Providing ‘on-demand’ services are lucrative and rewarding personally for the individual. Therefore, I think it’s reasonable to assume this new sector will adapt before new skills become mainstream guaranteeing their availability.

A never ending cycle of transition and transformation

I would like to reassure the pessimists that on our path to 2025 you will not hear a technological big bang, rather, the quiet turning of the wheels of a cycle of transition and transformation providing the opportunity for the workforce to hone new skills.

What did an employee learn in the last year?

Employees keep a close eye on the changes in their domain. They will change employers if they perceive their career will stall without gaining new skills that are required.

An employee’s ability to increase their perceived value to an organisation and enjoy the feedback and recognition that brings has a direct relationship with job satisfaction.

Recent history provides reliable medium-term predictions

The pessimists I meet fear that people, can’t or won’t rise to the challenge of change and sit back and watch their roles be consumed by automation.

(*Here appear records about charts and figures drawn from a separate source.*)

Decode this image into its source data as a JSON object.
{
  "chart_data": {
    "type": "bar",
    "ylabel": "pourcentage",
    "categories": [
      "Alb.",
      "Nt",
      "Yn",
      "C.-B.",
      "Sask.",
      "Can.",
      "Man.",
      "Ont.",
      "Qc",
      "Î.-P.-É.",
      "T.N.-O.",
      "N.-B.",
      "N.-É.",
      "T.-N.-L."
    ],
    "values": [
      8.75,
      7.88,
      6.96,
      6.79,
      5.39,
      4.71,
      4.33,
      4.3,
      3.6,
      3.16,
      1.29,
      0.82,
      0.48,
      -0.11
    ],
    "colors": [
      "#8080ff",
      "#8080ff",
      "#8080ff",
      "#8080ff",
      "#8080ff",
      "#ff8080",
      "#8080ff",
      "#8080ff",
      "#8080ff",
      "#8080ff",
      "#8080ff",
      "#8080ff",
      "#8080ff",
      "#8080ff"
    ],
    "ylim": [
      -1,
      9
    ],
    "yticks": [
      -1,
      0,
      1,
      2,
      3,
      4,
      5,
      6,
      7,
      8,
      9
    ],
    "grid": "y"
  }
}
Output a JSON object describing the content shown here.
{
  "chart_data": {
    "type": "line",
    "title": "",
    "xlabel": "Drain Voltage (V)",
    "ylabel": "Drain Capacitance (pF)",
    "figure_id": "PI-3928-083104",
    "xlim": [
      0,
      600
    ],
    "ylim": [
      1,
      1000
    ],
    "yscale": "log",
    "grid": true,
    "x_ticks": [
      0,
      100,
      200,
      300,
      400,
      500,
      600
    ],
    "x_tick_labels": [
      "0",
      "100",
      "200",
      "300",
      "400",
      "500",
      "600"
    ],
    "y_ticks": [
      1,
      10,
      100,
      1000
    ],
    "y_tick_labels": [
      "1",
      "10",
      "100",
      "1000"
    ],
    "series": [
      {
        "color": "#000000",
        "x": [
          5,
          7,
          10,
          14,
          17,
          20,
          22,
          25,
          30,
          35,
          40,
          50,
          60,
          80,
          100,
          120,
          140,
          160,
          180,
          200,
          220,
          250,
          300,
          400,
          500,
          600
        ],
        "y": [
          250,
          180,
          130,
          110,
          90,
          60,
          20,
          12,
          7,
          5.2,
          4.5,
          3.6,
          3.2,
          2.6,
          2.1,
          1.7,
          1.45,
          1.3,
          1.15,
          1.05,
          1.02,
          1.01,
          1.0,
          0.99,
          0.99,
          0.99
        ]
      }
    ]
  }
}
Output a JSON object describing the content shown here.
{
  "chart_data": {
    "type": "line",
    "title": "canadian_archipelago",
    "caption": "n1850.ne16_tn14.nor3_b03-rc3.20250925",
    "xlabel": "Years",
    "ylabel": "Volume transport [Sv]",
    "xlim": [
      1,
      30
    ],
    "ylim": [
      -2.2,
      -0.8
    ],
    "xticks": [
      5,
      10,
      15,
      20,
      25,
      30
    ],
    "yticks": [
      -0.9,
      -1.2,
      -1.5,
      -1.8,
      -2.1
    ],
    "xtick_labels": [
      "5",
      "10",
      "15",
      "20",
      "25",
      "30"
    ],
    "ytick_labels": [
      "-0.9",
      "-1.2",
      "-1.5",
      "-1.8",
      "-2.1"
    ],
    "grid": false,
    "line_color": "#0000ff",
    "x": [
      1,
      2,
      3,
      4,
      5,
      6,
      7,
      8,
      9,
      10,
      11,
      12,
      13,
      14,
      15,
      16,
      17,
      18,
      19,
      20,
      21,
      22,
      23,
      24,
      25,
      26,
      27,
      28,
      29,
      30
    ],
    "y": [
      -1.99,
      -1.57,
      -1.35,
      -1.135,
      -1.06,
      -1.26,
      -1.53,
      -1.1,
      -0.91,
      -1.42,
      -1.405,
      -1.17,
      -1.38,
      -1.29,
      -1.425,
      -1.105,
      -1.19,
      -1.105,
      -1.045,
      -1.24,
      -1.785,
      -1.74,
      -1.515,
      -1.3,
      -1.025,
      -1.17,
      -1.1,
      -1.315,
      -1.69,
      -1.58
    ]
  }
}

In my opinion, that severely underestimates the tenacity of the human spirit to grow, learn and adapt.

Technology has been evolving since the wheel. Our skills have been developing ever since someone had to manufacture and fit that wheel.

When one occupation declines, it is replaced by another or perhaps by an enhanced variation that’s requires new skills.

To sum up…

Rather than a list of specific domain skills that will be in the greatest demand on our journey to 2025, I believe that those skills are in fact the willingness to accept and embrace change, being adaptive to new workplace structures that combine internal and external resources and a commitment to acquiring new knowledge.